哭聲停止,林時音沒來得及跟薄承御計較,先低頭看兒子。小娃娃一雙含淚的眼睛眨巴眨巴,嗚嗚哽咽了幾聲「麻麻」,然後就轉著小腦袋去看薄承御。
當著孩子的面,林時音沒接受薄承御的道歉,也沒跟他理論。
車裡沉默了一陣兒,便持續沉默下去。
-
十五分鐘後,音園。
車子停穩,林時音剛打算開門,車門就從外邊打開了。
薄承御站在門外,男人身姿欣長,立在那,將門外的寒風冷雪擋了不少。
對於他的存在,林時音下車的動作頓了一下。平日裡多半是黛安娜,要麼也是薄北幫忙開門,這會子換了個人,她還有些不習慣了。

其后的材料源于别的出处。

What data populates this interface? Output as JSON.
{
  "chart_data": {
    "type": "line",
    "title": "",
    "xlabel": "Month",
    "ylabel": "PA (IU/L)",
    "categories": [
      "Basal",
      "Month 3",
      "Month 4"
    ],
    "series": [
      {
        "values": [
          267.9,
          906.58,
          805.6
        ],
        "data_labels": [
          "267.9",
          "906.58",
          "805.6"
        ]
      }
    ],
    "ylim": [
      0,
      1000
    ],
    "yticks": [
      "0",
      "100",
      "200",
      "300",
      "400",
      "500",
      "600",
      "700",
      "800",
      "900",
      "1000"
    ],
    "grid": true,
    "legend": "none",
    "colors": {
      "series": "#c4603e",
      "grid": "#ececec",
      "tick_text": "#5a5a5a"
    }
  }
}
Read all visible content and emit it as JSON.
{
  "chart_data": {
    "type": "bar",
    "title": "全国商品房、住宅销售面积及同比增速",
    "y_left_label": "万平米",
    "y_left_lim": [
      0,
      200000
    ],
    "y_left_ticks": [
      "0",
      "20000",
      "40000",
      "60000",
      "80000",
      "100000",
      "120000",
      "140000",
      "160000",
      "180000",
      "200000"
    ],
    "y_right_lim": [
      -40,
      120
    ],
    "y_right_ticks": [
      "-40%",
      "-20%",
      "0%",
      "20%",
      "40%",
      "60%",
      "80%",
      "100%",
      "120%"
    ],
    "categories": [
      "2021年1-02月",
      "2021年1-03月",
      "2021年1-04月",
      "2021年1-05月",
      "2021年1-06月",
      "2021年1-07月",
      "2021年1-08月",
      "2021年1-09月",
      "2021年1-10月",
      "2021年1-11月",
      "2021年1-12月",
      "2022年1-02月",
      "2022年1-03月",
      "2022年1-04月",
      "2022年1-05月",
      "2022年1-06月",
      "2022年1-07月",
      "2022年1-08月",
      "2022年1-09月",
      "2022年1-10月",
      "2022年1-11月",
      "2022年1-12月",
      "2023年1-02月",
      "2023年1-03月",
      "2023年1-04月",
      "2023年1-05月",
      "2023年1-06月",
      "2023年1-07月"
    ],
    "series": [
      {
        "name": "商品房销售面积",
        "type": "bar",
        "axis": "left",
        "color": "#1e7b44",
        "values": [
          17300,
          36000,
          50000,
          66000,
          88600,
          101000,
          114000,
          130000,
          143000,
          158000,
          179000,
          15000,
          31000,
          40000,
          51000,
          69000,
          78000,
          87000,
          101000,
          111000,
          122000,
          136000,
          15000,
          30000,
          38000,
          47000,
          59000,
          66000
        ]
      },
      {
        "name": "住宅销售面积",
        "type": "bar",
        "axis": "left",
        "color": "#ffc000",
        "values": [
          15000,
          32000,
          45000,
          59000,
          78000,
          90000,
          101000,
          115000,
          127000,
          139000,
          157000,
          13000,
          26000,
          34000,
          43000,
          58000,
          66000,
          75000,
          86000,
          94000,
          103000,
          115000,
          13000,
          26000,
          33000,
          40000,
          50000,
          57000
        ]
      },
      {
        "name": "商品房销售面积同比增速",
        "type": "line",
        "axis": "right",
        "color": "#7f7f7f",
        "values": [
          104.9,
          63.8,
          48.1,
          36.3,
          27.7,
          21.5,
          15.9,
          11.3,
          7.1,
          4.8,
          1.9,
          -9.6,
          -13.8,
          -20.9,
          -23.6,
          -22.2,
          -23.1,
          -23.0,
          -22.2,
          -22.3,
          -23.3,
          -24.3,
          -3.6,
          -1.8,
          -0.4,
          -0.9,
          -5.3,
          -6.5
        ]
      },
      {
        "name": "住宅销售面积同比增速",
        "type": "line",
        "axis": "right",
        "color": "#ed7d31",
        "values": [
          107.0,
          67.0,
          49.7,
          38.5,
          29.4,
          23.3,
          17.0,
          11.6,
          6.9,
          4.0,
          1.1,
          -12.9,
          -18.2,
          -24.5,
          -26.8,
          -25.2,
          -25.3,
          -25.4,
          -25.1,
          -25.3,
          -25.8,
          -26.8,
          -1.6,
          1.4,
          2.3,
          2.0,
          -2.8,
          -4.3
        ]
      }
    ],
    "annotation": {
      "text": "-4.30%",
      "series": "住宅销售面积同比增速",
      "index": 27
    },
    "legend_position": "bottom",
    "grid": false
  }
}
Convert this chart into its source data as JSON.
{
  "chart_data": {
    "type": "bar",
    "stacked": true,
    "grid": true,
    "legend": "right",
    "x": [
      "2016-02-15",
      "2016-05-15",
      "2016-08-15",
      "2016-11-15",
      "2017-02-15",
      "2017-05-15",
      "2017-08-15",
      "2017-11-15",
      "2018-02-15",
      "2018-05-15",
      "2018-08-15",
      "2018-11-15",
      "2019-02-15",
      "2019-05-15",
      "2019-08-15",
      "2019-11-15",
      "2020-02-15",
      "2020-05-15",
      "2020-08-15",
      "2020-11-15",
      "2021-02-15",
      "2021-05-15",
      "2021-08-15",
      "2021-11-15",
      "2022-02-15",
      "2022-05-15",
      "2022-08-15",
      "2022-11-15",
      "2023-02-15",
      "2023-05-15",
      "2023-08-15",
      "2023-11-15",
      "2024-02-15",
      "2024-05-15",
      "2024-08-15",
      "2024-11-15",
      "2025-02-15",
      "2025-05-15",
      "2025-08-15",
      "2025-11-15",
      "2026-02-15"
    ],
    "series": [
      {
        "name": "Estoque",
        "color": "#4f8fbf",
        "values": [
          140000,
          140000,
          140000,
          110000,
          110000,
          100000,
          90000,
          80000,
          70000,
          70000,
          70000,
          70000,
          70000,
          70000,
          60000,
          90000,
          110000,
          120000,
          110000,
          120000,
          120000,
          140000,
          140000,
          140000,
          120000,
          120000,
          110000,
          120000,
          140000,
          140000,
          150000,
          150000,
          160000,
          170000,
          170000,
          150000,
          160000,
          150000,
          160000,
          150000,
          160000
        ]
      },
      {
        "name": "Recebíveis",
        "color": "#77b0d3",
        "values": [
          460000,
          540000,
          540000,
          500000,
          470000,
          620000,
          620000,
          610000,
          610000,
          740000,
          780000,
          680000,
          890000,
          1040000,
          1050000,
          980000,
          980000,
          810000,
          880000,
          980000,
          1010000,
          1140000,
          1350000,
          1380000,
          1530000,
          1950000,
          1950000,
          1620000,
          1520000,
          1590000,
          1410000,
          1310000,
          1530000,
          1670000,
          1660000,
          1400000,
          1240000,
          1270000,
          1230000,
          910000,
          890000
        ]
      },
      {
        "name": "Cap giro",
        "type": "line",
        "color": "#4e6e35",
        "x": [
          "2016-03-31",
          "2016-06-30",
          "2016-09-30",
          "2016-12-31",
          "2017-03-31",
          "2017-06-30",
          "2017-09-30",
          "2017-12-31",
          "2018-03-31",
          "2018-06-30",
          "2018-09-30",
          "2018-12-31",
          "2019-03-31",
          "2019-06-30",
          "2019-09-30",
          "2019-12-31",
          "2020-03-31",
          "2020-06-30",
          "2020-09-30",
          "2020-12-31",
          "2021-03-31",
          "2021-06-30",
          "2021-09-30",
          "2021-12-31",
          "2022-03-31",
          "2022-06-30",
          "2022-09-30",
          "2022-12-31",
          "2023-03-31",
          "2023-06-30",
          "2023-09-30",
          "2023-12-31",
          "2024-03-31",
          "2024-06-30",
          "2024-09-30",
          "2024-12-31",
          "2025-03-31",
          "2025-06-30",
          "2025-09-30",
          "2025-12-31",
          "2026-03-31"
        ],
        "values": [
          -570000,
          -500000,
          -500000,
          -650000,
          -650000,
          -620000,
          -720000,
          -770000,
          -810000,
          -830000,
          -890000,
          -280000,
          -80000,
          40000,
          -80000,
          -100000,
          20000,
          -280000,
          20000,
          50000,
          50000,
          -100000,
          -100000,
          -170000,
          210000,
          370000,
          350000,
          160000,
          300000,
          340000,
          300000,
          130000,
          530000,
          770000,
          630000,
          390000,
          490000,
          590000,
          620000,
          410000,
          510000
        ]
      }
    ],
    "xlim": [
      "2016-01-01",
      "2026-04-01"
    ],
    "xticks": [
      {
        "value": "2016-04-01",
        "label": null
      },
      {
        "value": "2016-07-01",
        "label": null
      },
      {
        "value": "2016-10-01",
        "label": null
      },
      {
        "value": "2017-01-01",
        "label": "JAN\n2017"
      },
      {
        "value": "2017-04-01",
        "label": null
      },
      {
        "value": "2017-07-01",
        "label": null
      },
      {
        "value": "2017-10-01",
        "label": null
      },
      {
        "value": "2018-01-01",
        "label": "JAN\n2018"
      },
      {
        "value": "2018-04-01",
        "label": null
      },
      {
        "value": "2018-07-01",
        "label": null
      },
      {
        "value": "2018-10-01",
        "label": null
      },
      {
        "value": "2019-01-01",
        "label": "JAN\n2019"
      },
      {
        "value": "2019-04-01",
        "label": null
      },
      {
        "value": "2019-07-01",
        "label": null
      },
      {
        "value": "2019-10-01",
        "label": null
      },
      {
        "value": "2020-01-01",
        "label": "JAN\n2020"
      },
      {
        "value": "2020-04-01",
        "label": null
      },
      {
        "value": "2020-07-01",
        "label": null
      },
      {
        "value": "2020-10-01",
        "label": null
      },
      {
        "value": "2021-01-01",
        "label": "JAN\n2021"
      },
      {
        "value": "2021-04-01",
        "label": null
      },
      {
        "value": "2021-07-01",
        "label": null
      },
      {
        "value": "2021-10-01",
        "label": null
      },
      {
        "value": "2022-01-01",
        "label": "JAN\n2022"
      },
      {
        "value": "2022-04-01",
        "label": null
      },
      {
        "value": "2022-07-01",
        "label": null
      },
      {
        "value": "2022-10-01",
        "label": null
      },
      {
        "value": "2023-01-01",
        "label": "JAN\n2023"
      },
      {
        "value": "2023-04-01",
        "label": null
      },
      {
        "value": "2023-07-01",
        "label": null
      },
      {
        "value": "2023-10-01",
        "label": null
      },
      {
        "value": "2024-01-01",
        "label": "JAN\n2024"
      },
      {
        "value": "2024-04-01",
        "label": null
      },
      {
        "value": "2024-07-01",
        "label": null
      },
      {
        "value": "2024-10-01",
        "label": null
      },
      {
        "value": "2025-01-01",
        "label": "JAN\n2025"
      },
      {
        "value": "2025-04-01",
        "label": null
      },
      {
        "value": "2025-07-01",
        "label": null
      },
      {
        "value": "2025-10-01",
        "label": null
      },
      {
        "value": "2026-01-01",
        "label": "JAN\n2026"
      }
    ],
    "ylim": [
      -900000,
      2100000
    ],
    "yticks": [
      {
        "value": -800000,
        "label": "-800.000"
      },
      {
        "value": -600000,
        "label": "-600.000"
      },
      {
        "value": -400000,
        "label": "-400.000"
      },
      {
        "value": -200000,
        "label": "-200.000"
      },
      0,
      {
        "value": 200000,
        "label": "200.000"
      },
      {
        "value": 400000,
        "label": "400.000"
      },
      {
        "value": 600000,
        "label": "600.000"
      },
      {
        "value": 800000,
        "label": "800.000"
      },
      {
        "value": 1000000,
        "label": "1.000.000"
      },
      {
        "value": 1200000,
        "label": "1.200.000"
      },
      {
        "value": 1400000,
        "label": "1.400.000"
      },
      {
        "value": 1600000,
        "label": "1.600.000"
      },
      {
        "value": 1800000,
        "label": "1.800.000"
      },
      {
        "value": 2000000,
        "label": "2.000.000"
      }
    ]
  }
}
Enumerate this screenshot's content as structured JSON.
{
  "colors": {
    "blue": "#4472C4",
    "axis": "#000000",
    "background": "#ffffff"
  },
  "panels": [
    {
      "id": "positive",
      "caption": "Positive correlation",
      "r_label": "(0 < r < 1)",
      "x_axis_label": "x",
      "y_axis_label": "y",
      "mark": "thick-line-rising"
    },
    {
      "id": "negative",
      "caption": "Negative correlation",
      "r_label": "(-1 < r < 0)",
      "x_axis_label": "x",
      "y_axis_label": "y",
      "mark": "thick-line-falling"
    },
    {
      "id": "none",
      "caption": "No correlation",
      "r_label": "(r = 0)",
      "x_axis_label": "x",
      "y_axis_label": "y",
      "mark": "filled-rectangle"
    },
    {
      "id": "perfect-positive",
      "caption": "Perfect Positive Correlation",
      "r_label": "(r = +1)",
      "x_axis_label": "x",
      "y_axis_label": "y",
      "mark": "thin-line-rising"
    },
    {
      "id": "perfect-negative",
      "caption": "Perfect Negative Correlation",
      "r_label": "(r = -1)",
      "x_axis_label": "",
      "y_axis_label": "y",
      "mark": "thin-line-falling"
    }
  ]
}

女人一隻手抱著孩子,另一隻手捂著時九的小腦袋,將他裹在懷裡,下了車。
「謝謝。」她朝薄承御禮貌說了聲謝。
今天刮的是北風,平均氣溫兩度,天氣預報說下午又要開始下雪。
薄承御跟上她,一步走到她身側北方。林時音相較他來說很是嬌小,他站在她身旁,寒風吹到她身上的機率也小。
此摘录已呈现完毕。